In: Biology
A current UC Santa Cruz graduate student who earned their biology degree at SFSU is doing research to replicate classic experiments that investigated the inheritance patterns of traits in the sweet pea plant. In one experiment, they mated a plant with wrinkled seeds (plant A) to a plant with smooth seeds (plant B). Of the resulting 100 offspring plants, they noted that 48 had wrinkled seeds and 52 had smooth seeds. Answer the questions below and make sure you fully explain your logic.
PART 1 (3 points):
Based on the results of the experiment above, can you conclude that the wrinkled phenotype is recessive to the smooth phenotype? Why or why not?
PART 2 (3 points):
In a subsequent experiment, they crossed two of the smooth pea plants that resulted from the original cross. Of the 100 offspring, 24 plants had wrinkled seeds and 76 had smooth seeds. Can you conclude from this which of the two phenotypes is dominant? Explain your reasoning.
PART 3 (3 points):
Based on the results of both crosses (in PART1 and PART2), what were the genotypes of the original two plants (plant A and plant B)? How did you figure this out?
Part 1:
Cross between plant A (wrinkled seed) & plant B (smooth seed) produces wrinkled & smooth seeds in almost 1:1 ratio (As numbers of progeny are 48 & 52 for wrinkled & smooth seed respectively). Now, dominant phenotype must be heterozygous (assuming simple dominant-recessive relationship) to produce 1:1 ratio in the progeny (If dominant phenotype is homozygous, then we will observe all dominant phenotype). Dominant phenotype can be either smooth or wrinkled. Because in either case we will get 1:1 ratio in the progeny. This is shown in below Punnett square.

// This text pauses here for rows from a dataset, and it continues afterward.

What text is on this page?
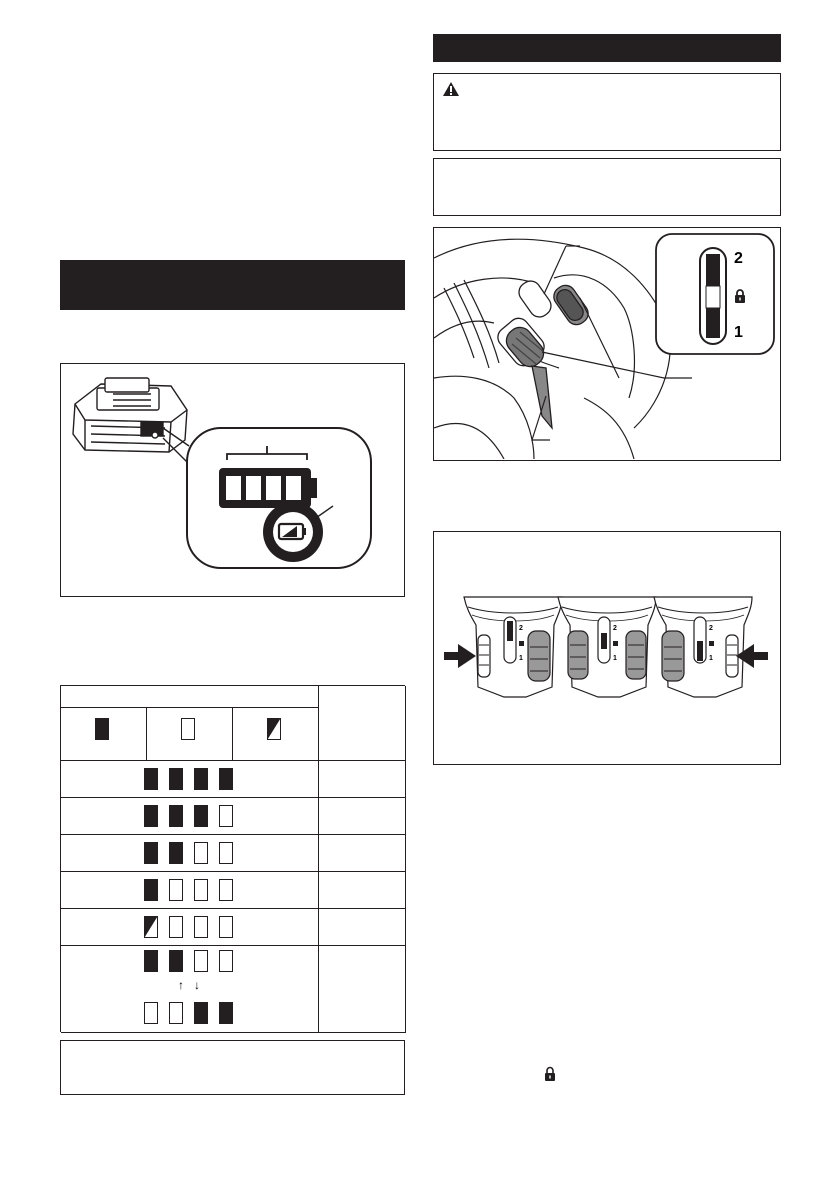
↑ ↓
2
1
2
1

If smooth is dominant phenotype:
Let, S = allele for smooth phenotype, s = allele for wrinkled phenotype
Gametes | s | s |
S | Ss (Smooth) | Ss (Smooth) |
s | ss (Wrinkled) | ss (Wrinkled) |
Similarly, we will get 1:1 ratio if assume wrinkled phenotype is dominant.
So, it is not possible to determine which phenotype is dominant & which one is recessive.
Part 2:
As cross between two smooth plants produces both smooth & wrinkled seeds, smooth phenotype is dominant because wrinkle allele is hidden in the heterozygous smooth seeds. Also, both smooth plants must be heterozygous in order to produce almost 3:1 ratio for smooth & wrinkled seeds in the progeny (As they produce 76 smooth & 24 wrinkled seeds, that is close to 3:1 ratio). This is shown in below Punnett square.
Let, S = allele for smooth phenotype, s = allele for wrinkled phenotype
Gametes | S | s |
S | SS (Smooth) | Ss (Smooth) |
s | Ss (Smooth) | ss (Wrinkled) |
Part 3:
From the part 2, we determined that both smooth plants are heterozygous. Also, original plant A (Wrinkled seeds) is homozygous recessive (ss genotype; as wrinkled phenotype is recessive that is determined in part 2). Now, plant B (smooth seed) must be heterozygous (Ss genotype) as cross between plant A (wrinkled seed) & plant B (smooth seed) produces wrinkled & smooth seeds in almost 1:1 ratio.